I decided to test this properly. Same prompt, three environments:
Claude web/mobile — which has Anthropic's frontend-design skill baked in
Claude Code raw — no plugins, no special instructions
Claude Code + the frontend-design plugin — Anthropic's official plugin, installed in about thirty seconds
The prompt was specific: build a landing page for a newsletter called Bare Metal Digest. Dark background, industrial terminal aesthetic, monospace typography, CRT effects. Hero, feature grid, email signup.
What I got
Claude Code without the plugin gave me a perfectly competent page. System monospace font stack, green-on-black, centre-aligned hero, clean grid. It even added a sample issue preview section — more content thinking than design thinking. But it looked like exactly what you'd expect an AI to produce for "terminal aesthetic website." Safe choices, predictably executed.

Claude web went further. Three intentional Google Fonts (Oxanium, JetBrains Mono, Share Tech Mono). A boot sequence animation with staggered reveal delays. Noise texture, vignette overlay, subtle scanlines. Layered glow effects on the green accent. It felt considered.

Claude Code with the plugin was the surprise. It didn't just match the web version — it made a bolder design choice than either of the other two. It switched the entire colour palette from the expected terminal green to amber.

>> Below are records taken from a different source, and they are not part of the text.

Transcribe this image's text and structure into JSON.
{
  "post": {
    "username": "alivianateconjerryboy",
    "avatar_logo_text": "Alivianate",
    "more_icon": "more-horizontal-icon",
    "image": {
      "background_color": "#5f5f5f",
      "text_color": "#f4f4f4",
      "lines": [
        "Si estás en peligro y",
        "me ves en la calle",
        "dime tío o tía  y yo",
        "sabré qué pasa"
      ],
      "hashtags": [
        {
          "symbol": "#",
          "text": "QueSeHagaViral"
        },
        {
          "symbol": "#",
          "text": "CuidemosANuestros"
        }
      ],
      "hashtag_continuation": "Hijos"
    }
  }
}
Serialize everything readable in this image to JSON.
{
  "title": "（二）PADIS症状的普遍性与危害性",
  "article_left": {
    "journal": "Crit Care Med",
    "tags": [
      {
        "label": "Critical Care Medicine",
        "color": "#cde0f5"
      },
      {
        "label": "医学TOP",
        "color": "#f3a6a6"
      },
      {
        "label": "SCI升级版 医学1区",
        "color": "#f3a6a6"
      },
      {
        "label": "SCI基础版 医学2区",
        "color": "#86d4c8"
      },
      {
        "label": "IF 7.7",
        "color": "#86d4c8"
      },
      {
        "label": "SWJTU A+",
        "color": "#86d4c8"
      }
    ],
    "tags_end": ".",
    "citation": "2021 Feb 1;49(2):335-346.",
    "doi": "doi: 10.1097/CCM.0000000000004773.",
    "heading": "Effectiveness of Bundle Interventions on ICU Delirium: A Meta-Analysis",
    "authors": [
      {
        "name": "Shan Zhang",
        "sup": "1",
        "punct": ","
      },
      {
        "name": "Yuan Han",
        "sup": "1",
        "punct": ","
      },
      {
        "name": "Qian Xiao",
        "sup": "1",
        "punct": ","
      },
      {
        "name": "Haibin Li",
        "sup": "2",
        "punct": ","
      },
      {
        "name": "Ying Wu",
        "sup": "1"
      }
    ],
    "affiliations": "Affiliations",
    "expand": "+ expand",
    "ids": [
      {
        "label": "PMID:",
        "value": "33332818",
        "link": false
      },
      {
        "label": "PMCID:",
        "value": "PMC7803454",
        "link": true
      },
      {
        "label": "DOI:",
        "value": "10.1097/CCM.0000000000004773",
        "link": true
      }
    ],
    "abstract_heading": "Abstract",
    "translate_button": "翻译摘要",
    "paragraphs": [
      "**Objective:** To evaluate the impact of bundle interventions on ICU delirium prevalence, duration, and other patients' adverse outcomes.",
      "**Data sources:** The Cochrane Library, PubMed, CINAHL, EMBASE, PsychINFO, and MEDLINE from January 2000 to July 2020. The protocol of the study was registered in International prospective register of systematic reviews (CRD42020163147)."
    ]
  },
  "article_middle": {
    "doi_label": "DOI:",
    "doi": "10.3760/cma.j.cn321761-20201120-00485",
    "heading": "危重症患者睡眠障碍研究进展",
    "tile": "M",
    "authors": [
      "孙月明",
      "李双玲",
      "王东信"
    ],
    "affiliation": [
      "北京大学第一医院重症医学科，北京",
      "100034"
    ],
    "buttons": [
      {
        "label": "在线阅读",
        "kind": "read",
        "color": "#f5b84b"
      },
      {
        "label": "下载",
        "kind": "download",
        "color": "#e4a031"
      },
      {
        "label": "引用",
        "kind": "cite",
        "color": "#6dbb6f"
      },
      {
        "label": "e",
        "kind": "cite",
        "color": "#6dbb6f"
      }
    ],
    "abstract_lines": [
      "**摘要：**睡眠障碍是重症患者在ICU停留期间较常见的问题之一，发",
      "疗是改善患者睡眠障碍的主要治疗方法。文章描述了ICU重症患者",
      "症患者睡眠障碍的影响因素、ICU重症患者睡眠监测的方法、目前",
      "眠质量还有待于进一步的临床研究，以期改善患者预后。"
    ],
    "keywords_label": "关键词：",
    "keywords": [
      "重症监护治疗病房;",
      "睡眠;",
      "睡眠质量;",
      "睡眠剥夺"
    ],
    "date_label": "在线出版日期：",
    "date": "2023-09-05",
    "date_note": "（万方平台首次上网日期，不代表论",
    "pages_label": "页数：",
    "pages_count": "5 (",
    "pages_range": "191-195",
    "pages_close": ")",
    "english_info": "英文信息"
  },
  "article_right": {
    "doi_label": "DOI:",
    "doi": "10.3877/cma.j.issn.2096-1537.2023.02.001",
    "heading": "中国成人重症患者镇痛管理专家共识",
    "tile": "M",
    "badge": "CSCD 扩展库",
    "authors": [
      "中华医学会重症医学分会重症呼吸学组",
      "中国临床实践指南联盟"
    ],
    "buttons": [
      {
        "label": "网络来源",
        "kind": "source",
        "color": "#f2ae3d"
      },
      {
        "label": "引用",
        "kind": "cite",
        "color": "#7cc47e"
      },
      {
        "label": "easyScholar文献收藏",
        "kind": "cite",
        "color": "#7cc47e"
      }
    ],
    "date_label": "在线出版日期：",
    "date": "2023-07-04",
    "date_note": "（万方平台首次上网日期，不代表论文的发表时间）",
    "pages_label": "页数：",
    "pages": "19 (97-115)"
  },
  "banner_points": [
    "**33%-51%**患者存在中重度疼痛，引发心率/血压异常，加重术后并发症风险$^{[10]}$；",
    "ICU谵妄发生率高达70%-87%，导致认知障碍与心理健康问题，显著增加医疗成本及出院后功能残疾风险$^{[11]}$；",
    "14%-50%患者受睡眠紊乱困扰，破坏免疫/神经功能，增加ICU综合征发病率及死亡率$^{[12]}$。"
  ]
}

Paired Chakra Petch with IBM Plex Mono. Added a dot-grid background pattern, a horizontal scan-line animation drifting across the hero, and corner bracket decorations on the signup box. The feature cards have an animated amber left-border that scales in on hover. Left-aligned hero instead of centred — more editorial, more intentional.
It was the most cohesive of the three.

What this actually means
The gap between Claude web and Claude Code isn't about capability. It's about instructions. The web version reads a frontend-design skill before generating UI — a set of principles that push it away from "distributional convergence" (Anthropic's term for the tendency of LLMs to gravitate toward the median of their training data: Inter fonts, purple gradients, safe layouts).
Claude Code, working raw in your terminal, doesn't have those instructions by default. It's optimising for building things that work, not things that look good. Which is the right default for an engineering tool — but it means your first UI attempt will look like a first draft.
The plugin levels it up. And because Claude Code also has CLAUDE.md — a persistent context file that shapes every interaction — you can go further than the web version ever could. Your colour palette, your spacing philosophy, your "no generic AI aesthetics" rule, carried forward across every file in the project.
The web version gives you a better first impression. Claude Code gives you a better tenth impression, because it's learned your taste.
The thirty-second fix
Type /plugin in Claude Code and select frontend-design from the marketplace:


That's it. Next time you ask Claude Code to build UI, it'll read the frontend-design skill first — the same one that powers Claude web's design output.
The design gap is real. But it's not a limitation — it's a configuration you haven't set yet.